Reservoir Engineering Studies at the Matsukawa Geothermal Field

Abstract

Matsukawa was the first geothermal power plant established in Japan. It started power production in October 1966, and is the only vapor-dominated geothermal field developed to date. The power plant has been continuously producing full power, 22MWe, for almost 27 years. Matsukawa is located about 600km northeast of Tokyo and about 27km northwest of Morioka, Japan. It is in the Hachimant*i volcanic region, one of the most active volcanic regions in Japan. This paper reviews reservoir engineering studies at Matsukawa. This includes a study of the current state of the reservoir studied mainly by pressure buildup tests, a study of the initial state of the reservoir studied mainly by reconstruction of a reservoir pressure profile, and a numerical modeling study of the natural state of the reservoir.
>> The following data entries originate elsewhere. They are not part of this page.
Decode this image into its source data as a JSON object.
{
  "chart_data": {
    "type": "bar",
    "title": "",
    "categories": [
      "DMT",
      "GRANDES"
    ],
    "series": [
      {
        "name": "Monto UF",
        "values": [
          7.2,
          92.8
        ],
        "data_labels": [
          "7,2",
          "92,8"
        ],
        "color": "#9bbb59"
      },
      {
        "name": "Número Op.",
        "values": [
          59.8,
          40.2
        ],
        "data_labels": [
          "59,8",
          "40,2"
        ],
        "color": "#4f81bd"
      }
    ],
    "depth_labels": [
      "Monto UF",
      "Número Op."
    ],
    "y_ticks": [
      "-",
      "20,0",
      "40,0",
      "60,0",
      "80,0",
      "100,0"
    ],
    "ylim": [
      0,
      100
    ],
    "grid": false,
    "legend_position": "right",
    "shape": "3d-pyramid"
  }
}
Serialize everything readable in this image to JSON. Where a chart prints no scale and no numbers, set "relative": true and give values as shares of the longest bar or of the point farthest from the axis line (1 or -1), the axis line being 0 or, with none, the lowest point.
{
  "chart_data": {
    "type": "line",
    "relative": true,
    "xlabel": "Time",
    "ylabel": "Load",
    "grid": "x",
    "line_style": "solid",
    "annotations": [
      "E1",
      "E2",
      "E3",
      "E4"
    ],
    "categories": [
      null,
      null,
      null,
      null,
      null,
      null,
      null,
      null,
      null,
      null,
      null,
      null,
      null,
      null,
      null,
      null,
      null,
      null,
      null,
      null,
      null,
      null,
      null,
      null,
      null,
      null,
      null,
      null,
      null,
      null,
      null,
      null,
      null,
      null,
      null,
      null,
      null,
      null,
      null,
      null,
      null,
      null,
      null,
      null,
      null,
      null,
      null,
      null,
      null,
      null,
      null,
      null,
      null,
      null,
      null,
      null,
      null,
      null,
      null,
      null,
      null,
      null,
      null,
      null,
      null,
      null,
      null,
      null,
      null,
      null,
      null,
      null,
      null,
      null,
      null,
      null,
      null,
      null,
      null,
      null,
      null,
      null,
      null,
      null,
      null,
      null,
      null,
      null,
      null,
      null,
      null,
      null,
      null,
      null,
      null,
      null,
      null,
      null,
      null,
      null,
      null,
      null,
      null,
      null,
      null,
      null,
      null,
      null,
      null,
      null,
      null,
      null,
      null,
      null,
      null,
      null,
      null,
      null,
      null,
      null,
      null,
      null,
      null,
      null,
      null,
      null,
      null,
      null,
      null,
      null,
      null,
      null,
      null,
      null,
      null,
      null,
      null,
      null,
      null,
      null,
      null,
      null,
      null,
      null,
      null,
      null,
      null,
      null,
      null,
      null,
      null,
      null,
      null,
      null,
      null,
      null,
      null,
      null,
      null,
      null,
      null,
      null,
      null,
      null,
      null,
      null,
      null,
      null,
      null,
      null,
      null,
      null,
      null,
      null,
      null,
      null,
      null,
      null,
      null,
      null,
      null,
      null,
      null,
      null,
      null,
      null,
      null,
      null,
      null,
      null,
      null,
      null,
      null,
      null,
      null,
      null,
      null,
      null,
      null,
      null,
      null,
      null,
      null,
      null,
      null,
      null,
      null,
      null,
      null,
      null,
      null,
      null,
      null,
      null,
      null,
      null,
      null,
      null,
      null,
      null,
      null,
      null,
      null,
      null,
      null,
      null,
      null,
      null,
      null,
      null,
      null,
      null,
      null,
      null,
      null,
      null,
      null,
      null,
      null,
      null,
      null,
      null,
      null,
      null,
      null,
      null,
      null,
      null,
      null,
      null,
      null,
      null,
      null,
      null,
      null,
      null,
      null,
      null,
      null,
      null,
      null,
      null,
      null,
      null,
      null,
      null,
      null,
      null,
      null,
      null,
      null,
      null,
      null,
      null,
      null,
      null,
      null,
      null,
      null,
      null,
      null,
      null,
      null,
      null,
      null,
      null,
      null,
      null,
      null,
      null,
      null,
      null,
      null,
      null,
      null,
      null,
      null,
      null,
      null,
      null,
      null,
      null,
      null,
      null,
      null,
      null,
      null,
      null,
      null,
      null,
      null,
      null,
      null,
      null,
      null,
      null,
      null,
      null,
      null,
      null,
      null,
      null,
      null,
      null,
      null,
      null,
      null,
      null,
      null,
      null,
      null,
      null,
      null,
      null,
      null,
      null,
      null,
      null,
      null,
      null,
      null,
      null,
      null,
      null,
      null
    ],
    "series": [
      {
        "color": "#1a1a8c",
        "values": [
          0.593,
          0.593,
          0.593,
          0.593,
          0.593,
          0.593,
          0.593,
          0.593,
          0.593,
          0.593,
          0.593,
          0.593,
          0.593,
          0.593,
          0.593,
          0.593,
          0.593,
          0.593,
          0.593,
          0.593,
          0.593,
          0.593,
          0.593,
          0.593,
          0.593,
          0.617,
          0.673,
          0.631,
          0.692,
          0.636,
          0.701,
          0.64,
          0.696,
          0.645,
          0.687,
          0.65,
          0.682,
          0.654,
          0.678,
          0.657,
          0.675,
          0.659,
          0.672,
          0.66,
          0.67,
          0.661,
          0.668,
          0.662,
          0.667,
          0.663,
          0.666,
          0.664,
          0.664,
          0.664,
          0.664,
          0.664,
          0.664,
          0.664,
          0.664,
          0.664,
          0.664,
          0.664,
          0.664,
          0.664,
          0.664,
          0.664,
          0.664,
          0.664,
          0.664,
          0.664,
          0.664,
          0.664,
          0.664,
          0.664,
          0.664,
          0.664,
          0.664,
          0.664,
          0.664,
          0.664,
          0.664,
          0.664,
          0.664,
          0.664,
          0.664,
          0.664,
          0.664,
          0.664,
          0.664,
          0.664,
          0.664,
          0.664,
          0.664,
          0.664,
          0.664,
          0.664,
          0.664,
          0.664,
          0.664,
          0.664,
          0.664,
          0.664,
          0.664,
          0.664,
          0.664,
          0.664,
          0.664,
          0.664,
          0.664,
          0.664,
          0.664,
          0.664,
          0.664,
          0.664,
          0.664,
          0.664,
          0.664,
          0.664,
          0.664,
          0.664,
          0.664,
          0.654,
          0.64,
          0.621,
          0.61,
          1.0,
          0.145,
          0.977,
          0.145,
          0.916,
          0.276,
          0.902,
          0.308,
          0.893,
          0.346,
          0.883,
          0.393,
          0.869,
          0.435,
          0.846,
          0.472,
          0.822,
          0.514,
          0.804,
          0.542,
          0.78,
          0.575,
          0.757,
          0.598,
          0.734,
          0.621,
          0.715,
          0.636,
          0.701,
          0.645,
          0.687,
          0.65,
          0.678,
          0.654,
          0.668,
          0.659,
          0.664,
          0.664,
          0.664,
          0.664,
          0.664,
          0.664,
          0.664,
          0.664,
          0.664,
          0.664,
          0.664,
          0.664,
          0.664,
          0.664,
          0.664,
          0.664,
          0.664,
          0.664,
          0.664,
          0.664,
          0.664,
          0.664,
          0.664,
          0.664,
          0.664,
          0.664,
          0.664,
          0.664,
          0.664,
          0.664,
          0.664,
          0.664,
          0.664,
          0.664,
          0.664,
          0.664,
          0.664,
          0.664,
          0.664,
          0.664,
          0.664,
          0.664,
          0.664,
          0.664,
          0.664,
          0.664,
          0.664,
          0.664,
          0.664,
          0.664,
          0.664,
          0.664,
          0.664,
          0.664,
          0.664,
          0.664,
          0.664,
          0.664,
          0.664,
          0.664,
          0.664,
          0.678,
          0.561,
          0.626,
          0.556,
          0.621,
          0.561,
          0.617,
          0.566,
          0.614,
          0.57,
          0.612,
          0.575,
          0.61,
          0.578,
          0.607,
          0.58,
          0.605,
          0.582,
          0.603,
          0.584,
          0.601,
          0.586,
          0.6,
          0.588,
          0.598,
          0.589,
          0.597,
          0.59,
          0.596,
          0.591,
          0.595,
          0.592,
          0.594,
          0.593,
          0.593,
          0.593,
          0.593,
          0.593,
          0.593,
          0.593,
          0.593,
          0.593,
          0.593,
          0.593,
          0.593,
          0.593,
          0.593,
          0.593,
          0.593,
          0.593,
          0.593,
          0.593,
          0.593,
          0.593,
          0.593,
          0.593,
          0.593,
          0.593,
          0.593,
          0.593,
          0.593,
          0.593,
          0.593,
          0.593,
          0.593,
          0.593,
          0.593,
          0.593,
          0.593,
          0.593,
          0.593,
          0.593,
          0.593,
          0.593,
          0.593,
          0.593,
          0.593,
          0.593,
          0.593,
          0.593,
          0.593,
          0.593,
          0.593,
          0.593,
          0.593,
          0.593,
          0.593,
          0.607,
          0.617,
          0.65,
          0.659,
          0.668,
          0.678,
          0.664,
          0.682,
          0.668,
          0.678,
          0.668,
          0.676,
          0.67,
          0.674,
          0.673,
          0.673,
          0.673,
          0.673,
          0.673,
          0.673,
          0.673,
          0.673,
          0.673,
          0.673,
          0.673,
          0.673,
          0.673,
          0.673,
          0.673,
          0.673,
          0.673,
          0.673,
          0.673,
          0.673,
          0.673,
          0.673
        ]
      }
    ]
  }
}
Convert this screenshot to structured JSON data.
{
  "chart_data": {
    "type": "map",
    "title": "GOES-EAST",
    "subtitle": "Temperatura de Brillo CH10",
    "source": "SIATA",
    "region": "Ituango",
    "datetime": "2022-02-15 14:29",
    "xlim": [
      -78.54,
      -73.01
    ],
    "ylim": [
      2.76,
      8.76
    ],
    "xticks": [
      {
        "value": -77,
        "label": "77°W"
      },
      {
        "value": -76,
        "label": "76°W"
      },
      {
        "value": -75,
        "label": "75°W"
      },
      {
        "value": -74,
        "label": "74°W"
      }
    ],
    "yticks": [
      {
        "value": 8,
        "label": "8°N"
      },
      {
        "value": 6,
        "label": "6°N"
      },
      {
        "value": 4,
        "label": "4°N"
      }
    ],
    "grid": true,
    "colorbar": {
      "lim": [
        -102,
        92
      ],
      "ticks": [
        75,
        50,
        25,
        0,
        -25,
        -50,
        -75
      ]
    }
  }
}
Continued pressure buildup tests since 1986 have revealed that there is a lateral steam flow from southwest to northeast in the Matsukawa vapor-dominated reservoir, and most of the steam is suplied from southwest of the development area. This result suggests that the vapor-dominated reservoir extends further southwest than the area now being exploited. These conclusions are supported by production records and chemical data of produced steam. The study on the natural state of the Matsukawa geothermal reservoir has revealed that there was a thin vapor-dominated zone at the shallow part of the reservoir (around 300m to 400m depth) and the current production zone (800m to 1300m depth) was filled with liquid before exploitation. Early production wells produced wet steam with some hot water at first, but they turned to produce only dry steam after a production period of 6 months to 1 year, because of the existence of low permeability aureole around the reservoir and high heat flow. Estimated conductive heat flux, 1.5W/m₂ is as high as that of The Geysers. The natural state modeling study showed that the model of the initial state of the reservoir, described above, was feasible. The results also indicated that the low permeability aureole was very important for the evolution of its natural state and also for production of superheated steam from the liquid zone below the thin vapor-dominated zone in the shallow part of the reservoir. Initial temperature distribution and the results of the simulation study suggest that there is an extensive heat source in the southwestern part of the reservoir.